Since the eight members of Superorganism are young, they can’t be blamed for knowing that irony died on 9/11 – or at least was declared dead by pundits looking for something to say after terrorist attacks they thought would remake the world. All that really happened was that the world grew more complex and confusing, which is exactly what Superorganism reflects on a debut album steeped in sweet, delicious, satisfyingly incongruous audio collage that becomes its own thing, where every track contains an alternate reading or two of an ostensible message. (Save for “The Prawn Song,” which sees “that the world’s gone crazy” and sings the virtues of being a simple, happy crustacean that does no harm to anyone.)

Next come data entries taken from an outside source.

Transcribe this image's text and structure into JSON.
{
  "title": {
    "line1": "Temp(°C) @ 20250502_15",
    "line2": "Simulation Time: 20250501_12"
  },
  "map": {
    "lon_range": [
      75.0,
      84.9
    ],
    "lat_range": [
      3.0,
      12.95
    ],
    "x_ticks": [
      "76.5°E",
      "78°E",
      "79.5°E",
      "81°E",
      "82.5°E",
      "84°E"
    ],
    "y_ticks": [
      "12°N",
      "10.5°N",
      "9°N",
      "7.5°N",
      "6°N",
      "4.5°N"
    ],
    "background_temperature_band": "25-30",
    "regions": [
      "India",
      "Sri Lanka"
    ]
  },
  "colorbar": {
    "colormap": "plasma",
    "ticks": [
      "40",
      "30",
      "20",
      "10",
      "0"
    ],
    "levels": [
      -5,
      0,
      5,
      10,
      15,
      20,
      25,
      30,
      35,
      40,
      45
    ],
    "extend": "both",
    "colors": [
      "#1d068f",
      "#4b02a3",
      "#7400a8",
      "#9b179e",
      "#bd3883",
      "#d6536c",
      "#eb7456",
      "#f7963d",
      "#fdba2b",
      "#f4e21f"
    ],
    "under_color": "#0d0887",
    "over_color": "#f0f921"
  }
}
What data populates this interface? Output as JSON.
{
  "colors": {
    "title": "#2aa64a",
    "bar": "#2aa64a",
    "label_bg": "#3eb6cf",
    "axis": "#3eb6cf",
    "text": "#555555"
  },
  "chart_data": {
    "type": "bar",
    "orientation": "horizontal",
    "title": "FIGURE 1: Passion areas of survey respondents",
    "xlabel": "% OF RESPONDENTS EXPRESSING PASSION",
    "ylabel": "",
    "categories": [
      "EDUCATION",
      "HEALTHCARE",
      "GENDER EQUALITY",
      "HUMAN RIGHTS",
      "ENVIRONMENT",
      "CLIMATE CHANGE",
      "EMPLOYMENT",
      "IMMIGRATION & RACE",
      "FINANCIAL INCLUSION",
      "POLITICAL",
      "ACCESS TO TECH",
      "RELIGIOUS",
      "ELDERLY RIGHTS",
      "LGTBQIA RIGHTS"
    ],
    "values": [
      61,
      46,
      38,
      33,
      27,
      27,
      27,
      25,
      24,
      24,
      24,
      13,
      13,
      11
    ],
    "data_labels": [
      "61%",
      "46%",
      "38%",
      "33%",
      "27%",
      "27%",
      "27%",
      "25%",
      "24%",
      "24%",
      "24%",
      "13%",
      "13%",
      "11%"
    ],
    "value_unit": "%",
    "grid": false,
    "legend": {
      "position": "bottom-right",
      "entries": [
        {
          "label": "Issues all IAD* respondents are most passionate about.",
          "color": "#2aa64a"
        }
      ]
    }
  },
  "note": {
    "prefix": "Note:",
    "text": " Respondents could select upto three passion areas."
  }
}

It’s a coincidence that Superorganism plays The Sinclair in Harvard Square on Tuesday – that’s Sept. 11 – but it seems apt for a bouncy generator of global pop (it came together from members who met in Japan and got scattered across Australia, New Zealand, London and Maine, making band membership a metaphor for its music, and vice versa) that sounds like the second coming of The Go! Team stunned into slackerdom. Kicking off with a song and message that “It’s All Good” is Japanese frontwoman Orono Noguchi, awakening to a weather forecast (“dark”) with lyrics that are arresting not just because of their content, but because they’re delivered with such bland affect: “Scream / I just had a dream / Where my friends all dissolved away.” Why, exactly, is it All Good, then? Because, as the distorted, dragged-out voice of charlatan life coach Tony Robbins suggests, “You’re in charge of what you feel.”

The band’s origin story suggests its effortless genius: Noguchi, then 17 and attending boarding school in New England, was sent a music track by friends in hopes she could help with lyrics. She sent back “Something For Your M.I.N.D.” within the hour. The song’s now been streamed more than 10 million times, and the band followed it up with nine more tracks of irresistible, danceable pop that allows for as much stoned navel-gazing as Pink Floyd’s “The Wall” for anyone pausing long enough for a slyly revelatory stream of subversion to sneak in. 

Orono and bandmates Emily, Tucan, Robert Strange, Harry, B, Ruby and Soul are the collective boss at pasting brilliantly observed moments of authenticity and a deadpan humor of the banal onto a surrealist landscape of psychopaths, idiocracy and ennui. If irony died in 2001, Superorganism proves that layering on a million audio inputs just the right way means never having to miss it.

Superorganism plays with opener Yuno on Tuesday at The Sinclair, 52 Church St., Harvard Square. Tickets are sold out via the Sinclair but available through resellers.